The FX challenge may have eased in 2017 following the introduction of the Investors and Exporters FX Window, where the naira traded at a market rate, but it never really went away and got unbearable in 2022.

“It continues to be very challenging with foreign exchange non-availability affecting the group’s ability to settle foreign currency denominated trade payables with product suppliers,” Edmund Onuzo, GSK Nigeria’s chairman, said in the firm’s 2022 annual financial statement.

“As a result, it remains difficult to maintain consistent supply to the market,” Onuzo said.

It therefore comes as no surprise when seven years after GSK Nigeria gave up on its Ribena and Lucozade business, the company will draw the curtains on its direct business in Nigeria, bringing an end to a 51-year old business.

GSK UK said last week that it will stop doing business in Nigeria after deciding a shift to a third-party distribution model for its drugs and consumer healthcare goods.

In the shadows of the company’s latest decision is another big devaluation in the naira, this time by over 40 percent, a development that although vital in fixing Nigeria’s broken FX market has led to huge losses for companies with FX exposure.

GSK Nigeria, which has faced increased competition from local companies and imports from India and China, said its half-year sales dropped to N7.75 billion from N14.8 billion in the same period a year ago.

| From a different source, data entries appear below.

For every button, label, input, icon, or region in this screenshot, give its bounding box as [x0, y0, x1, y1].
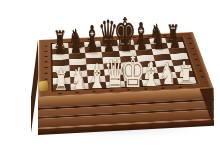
brass-clasp [39, 81, 49, 92]
board-square [105, 80, 124, 87]
chess-set-photo: ♜♞♝♛♚♝♞♜♟♟♟♟♟♟♟♟♟♟♟♟♟♟♟♟♜♞♝♛♚♝♞♜ [0, 0, 220, 147]
board-square [159, 77, 179, 84]
board-square [70, 82, 88, 89]
box-lid-top [38, 31, 213, 96]
board-square [123, 79, 142, 86]
board-square [52, 83, 70, 90]
board-square [141, 78, 160, 85]
chess-board [52, 36, 197, 90]
board-square [176, 77, 196, 84]
board-square [88, 81, 107, 88]
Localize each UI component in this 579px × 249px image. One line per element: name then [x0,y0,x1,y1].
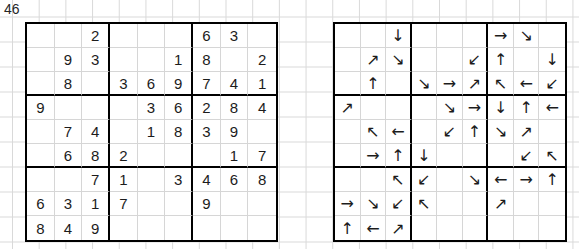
givens-cell-r4c7[interactable]: 2 [193,96,221,120]
givens-cell-r3c9[interactable]: 1 [248,72,276,96]
givens-cell-r2c6[interactable]: 1 [165,48,193,72]
arrow-cell-r4c9[interactable]: ← [539,96,565,120]
arrow-cell-r2c2[interactable]: ↗ [361,48,387,72]
givens-cell-r7c3[interactable]: 7 [82,168,110,192]
givens-cell-r5c2[interactable]: 7 [55,120,83,144]
arrow-cell-r3c1[interactable] [335,72,361,96]
givens-cell-r5c1[interactable] [27,120,55,144]
arrow-cell-r5c8[interactable]: ↗ [514,120,540,144]
givens-cell-r5c3[interactable]: 4 [82,120,110,144]
givens-cell-r9c8[interactable] [221,216,249,240]
arrow-cell-r8c3[interactable]: ↙ [386,192,412,216]
arrow-cell-r4c8[interactable]: ↑ [514,96,540,120]
givens-cell-r6c3[interactable]: 8 [82,144,110,168]
arrow-cell-r5c6[interactable]: ↑ [463,120,489,144]
givens-cell-r5c8[interactable]: 9 [221,120,249,144]
arrow-cell-r3c8[interactable]: ← [514,72,540,96]
givens-cell-r4c3[interactable] [82,96,110,120]
givens-cell-r4c4[interactable] [110,96,138,120]
givens-cell-r8c5[interactable] [138,192,166,216]
givens-cell-r4c5[interactable]: 3 [138,96,166,120]
givens-cell-r1c1[interactable] [27,24,55,48]
arrow-cell-r6c9[interactable]: ↖ [539,144,565,168]
givens-cell-r6c1[interactable] [27,144,55,168]
givens-cell-r5c7[interactable]: 3 [193,120,221,144]
arrow-cell-r8c8[interactable] [514,192,540,216]
arrow-cell-r6c1[interactable] [335,144,361,168]
arrow-cell-r9c3[interactable]: ↗ [386,216,412,240]
givens-cell-r3c7[interactable]: 7 [193,72,221,96]
arrow-cell-r8c7[interactable]: ↗ [488,192,514,216]
arrow-cell-r3c4[interactable]: ↘ [412,72,438,96]
givens-cell-r3c1[interactable] [27,72,55,96]
arrow-cell-r6c5[interactable] [437,144,463,168]
arrow-cell-r2c5[interactable] [437,48,463,72]
givens-cell-r6c4[interactable]: 2 [110,144,138,168]
givens-cell-r2c2[interactable]: 9 [55,48,83,72]
arrow-cell-r9c7[interactable] [488,216,514,240]
givens-cell-r6c9[interactable]: 7 [248,144,276,168]
givens-cell-r2c8[interactable] [221,48,249,72]
arrow-cell-r4c4[interactable] [412,96,438,120]
arrow-cell-r1c3[interactable]: ↓ [386,24,412,48]
givens-cell-r6c6[interactable] [165,144,193,168]
givens-cell-r1c6[interactable] [165,24,193,48]
arrow-cell-r5c3[interactable]: ← [386,120,412,144]
givens-cell-r9c6[interactable] [165,216,193,240]
arrow-cell-r7c9[interactable]: ↑ [539,168,565,192]
givens-cell-r1c5[interactable] [138,24,166,48]
arrow-cell-r1c1[interactable] [335,24,361,48]
givens-cell-r3c5[interactable]: 6 [138,72,166,96]
givens-cell-r1c8[interactable]: 3 [221,24,249,48]
arrow-cell-r5c1[interactable] [335,120,361,144]
givens-cell-r1c2[interactable] [55,24,83,48]
arrow-cell-r7c8[interactable]: → [514,168,540,192]
arrow-cell-r5c9[interactable] [539,120,565,144]
givens-cell-r7c1[interactable] [27,168,55,192]
arrow-cell-r9c5[interactable] [437,216,463,240]
givens-cell-r7c6[interactable]: 3 [165,168,193,192]
arrow-cell-r9c2[interactable]: ← [361,216,387,240]
givens-cell-r8c8[interactable] [221,192,249,216]
arrow-cell-r2c8[interactable] [514,48,540,72]
arrow-cell-r8c1[interactable]: → [335,192,361,216]
arrow-cell-r1c2[interactable] [361,24,387,48]
arrow-cell-r3c2[interactable]: ↑ [361,72,387,96]
givens-cell-r8c6[interactable] [165,192,193,216]
arrow-cell-r3c7[interactable]: ↖ [488,72,514,96]
arrow-cell-r7c3[interactable]: ↖ [386,168,412,192]
givens-cell-r7c2[interactable] [55,168,83,192]
givens-cell-r2c9[interactable]: 2 [248,48,276,72]
givens-cell-r6c5[interactable] [138,144,166,168]
arrow-cell-r8c4[interactable]: ↖ [412,192,438,216]
arrow-cell-r4c3[interactable] [386,96,412,120]
arrow-cell-r9c4[interactable] [412,216,438,240]
givens-cell-r1c9[interactable] [248,24,276,48]
givens-cell-r8c9[interactable] [248,192,276,216]
arrow-cell-r6c7[interactable] [488,144,514,168]
arrow-cell-r5c4[interactable] [412,120,438,144]
arrow-cell-r3c6[interactable]: ↗ [463,72,489,96]
givens-cell-r7c4[interactable]: 1 [110,168,138,192]
givens-cell-r4c9[interactable]: 4 [248,96,276,120]
arrow-cell-r4c6[interactable]: → [463,96,489,120]
givens-cell-r2c4[interactable] [110,48,138,72]
givens-cell-r7c5[interactable] [138,168,166,192]
givens-cell-r4c6[interactable]: 6 [165,96,193,120]
givens-cell-r2c5[interactable] [138,48,166,72]
givens-cell-r9c1[interactable]: 8 [27,216,55,240]
arrow-cell-r2c6[interactable]: ↙ [463,48,489,72]
givens-cell-r8c1[interactable]: 6 [27,192,55,216]
givens-cell-r6c8[interactable]: 1 [221,144,249,168]
givens-cell-r7c7[interactable]: 4 [193,168,221,192]
givens-cell-r2c7[interactable]: 8 [193,48,221,72]
arrow-hints-board: ↓→↘↗↘↙↑↓↑↘→↗↖←↙↗↘→↓↑←↖←↙↑↘↗→↑↓↙↖↖↙↘←→↑→↘… [333,22,567,242]
givens-cell-r3c6[interactable]: 9 [165,72,193,96]
givens-cell-r4c8[interactable]: 8 [221,96,249,120]
givens-cell-r1c3[interactable]: 2 [82,24,110,48]
arrow-cell-r1c9[interactable] [539,24,565,48]
givens-cell-r9c4[interactable] [110,216,138,240]
arrow-cell-r2c4[interactable] [412,48,438,72]
arrow-cell-r2c7[interactable]: ↑ [488,48,514,72]
givens-cell-r9c5[interactable] [138,216,166,240]
arrow-cell-r3c9[interactable]: ↙ [539,72,565,96]
arrow-cell-r3c5[interactable]: → [437,72,463,96]
givens-cell-r6c7[interactable] [193,144,221,168]
arrow-cell-r8c6[interactable] [463,192,489,216]
arrow-cell-r1c5[interactable] [437,24,463,48]
arrow-cell-r7c7[interactable]: ← [488,168,514,192]
arrow-cell-r9c8[interactable] [514,216,540,240]
givens-cell-r9c3[interactable]: 9 [82,216,110,240]
arrow-cell-r7c4[interactable]: ↙ [412,168,438,192]
arrow-cell-r6c2[interactable]: → [361,144,387,168]
arrow-cell-r4c7[interactable]: ↓ [488,96,514,120]
arrow-cell-r1c6[interactable] [463,24,489,48]
givens-cell-r5c4[interactable] [110,120,138,144]
arrow-cell-r2c3[interactable]: ↘ [386,48,412,72]
arrow-cell-r5c5[interactable]: ↙ [437,120,463,144]
givens-cell-r3c3[interactable] [82,72,110,96]
givens-cell-r9c2[interactable]: 4 [55,216,83,240]
arrow-cell-r8c5[interactable] [437,192,463,216]
arrow-cell-r5c2[interactable]: ↖ [361,120,387,144]
givens-cell-r3c2[interactable]: 8 [55,72,83,96]
givens-cell-r5c9[interactable] [248,120,276,144]
arrow-cell-r4c5[interactable]: ↘ [437,96,463,120]
arrow-cell-r9c6[interactable] [463,216,489,240]
arrow-cell-r6c4[interactable]: ↓ [412,144,438,168]
givens-cell-r7c8[interactable]: 6 [221,168,249,192]
arrow-cell-r1c8[interactable]: ↘ [514,24,540,48]
spreadsheet-canvas: 46 2639318283697419362847418396821771346… [0,0,579,249]
givens-cell-r9c9[interactable] [248,216,276,240]
arrow-cell-r1c4[interactable] [412,24,438,48]
arrow-cell-r6c6[interactable] [463,144,489,168]
givens-cell-r4c2[interactable] [55,96,83,120]
givens-cell-r9c7[interactable] [193,216,221,240]
arrow-cell-r1c7[interactable]: → [488,24,514,48]
givens-cell-r8c7[interactable]: 9 [193,192,221,216]
givens-cell-r8c3[interactable]: 1 [82,192,110,216]
sudoku-givens-board: 2639318283697419362847418396821771346863… [25,22,278,242]
arrow-cell-r7c5[interactable] [437,168,463,192]
puzzle-number-label: 46 [4,2,20,17]
givens-cell-r2c1[interactable] [27,48,55,72]
arrow-cell-r2c1[interactable] [335,48,361,72]
givens-cell-r1c7[interactable]: 6 [193,24,221,48]
givens-cell-r8c4[interactable]: 7 [110,192,138,216]
arrow-cell-r8c9[interactable] [539,192,565,216]
givens-cell-r8c2[interactable]: 3 [55,192,83,216]
arrow-cell-r7c2[interactable] [361,168,387,192]
givens-cell-r3c8[interactable]: 4 [221,72,249,96]
arrow-cell-r6c8[interactable]: ↙ [514,144,540,168]
arrow-cell-r5c7[interactable]: ↘ [488,120,514,144]
givens-cell-r1c4[interactable] [110,24,138,48]
arrow-cell-r6c3[interactable]: ↑ [386,144,412,168]
arrow-cell-r4c2[interactable] [361,96,387,120]
arrow-cell-r8c2[interactable]: ↘ [361,192,387,216]
arrow-cell-r7c6[interactable]: ↘ [463,168,489,192]
arrow-cell-r9c1[interactable]: ↑ [335,216,361,240]
givens-cell-r5c5[interactable]: 1 [138,120,166,144]
arrow-cell-r2c9[interactable]: ↓ [539,48,565,72]
arrow-cell-r9c9[interactable] [539,216,565,240]
arrow-cell-r7c1[interactable] [335,168,361,192]
givens-cell-r2c3[interactable]: 3 [82,48,110,72]
givens-cell-r7c9[interactable]: 8 [248,168,276,192]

In 2022, GSK Nigeria was only able to grow revenues by 13 percent to N25 billion while profit was up 17 percent to N771 million. The growth in both revenues and profit is below average inflation rate of 20 percent for 2022.

Shareholders funds also only managed a 3 percent growth to N9.5 billion and have dropped by 26 percent compared to N13 billion in 2015.

GSK UK had said in 2018 that it would cut back its operations in Africa and adopt a distributor-led model instead of marketing medicines in 29 sub-Saharan African markets.

GSK Nigeria said it is working with advisers to agree next steps and plans to submit a scheme of arrangement to Nigeria’s Securities and Exchange Commission, which if approved will see it return cash to shareholders except its parent GSK.

It also said the Haleon Group has informed it of plans to terminate a distribution agreement and to appoint a third-party distributor in Nigeria, which faces a cost of living crisis, rising business costs and a shrinking consumer base.

“For the above reasons, and having, together with GSK UK, evaluated various other options, the Board of GlaxoSmithKline Consumer Nigeria Plc has concluded that there is no alternative but to cease operations,” GSK Nigeria said in a statement.

Read also: GSK’s exit from Nigeria painful, avoidable – Obi

Whether it’s Ribena or Panadol, one of the flagship healthcare products of GSK, the healthcare company’s eventual exit from Nigeria has been a long time coming and adds GSK to a list of foreign companies that have dumped Nigeria.

The list includes South African retailer, Shoprite, Abu-Dhabi-based telecommunication company Etisalat and UK-based Intercontinental Group.

The exit of another multinational makes the job of President Bola Tinubu to lure foreign direct investment even harder.

“The evidence at hand is that Nigeria is extremely harsh to foreign companies and that does Nigeria’s no favours in its bid to lure new investments and create jobs for its teeming youth population,” a senior business leader told BusinessDay.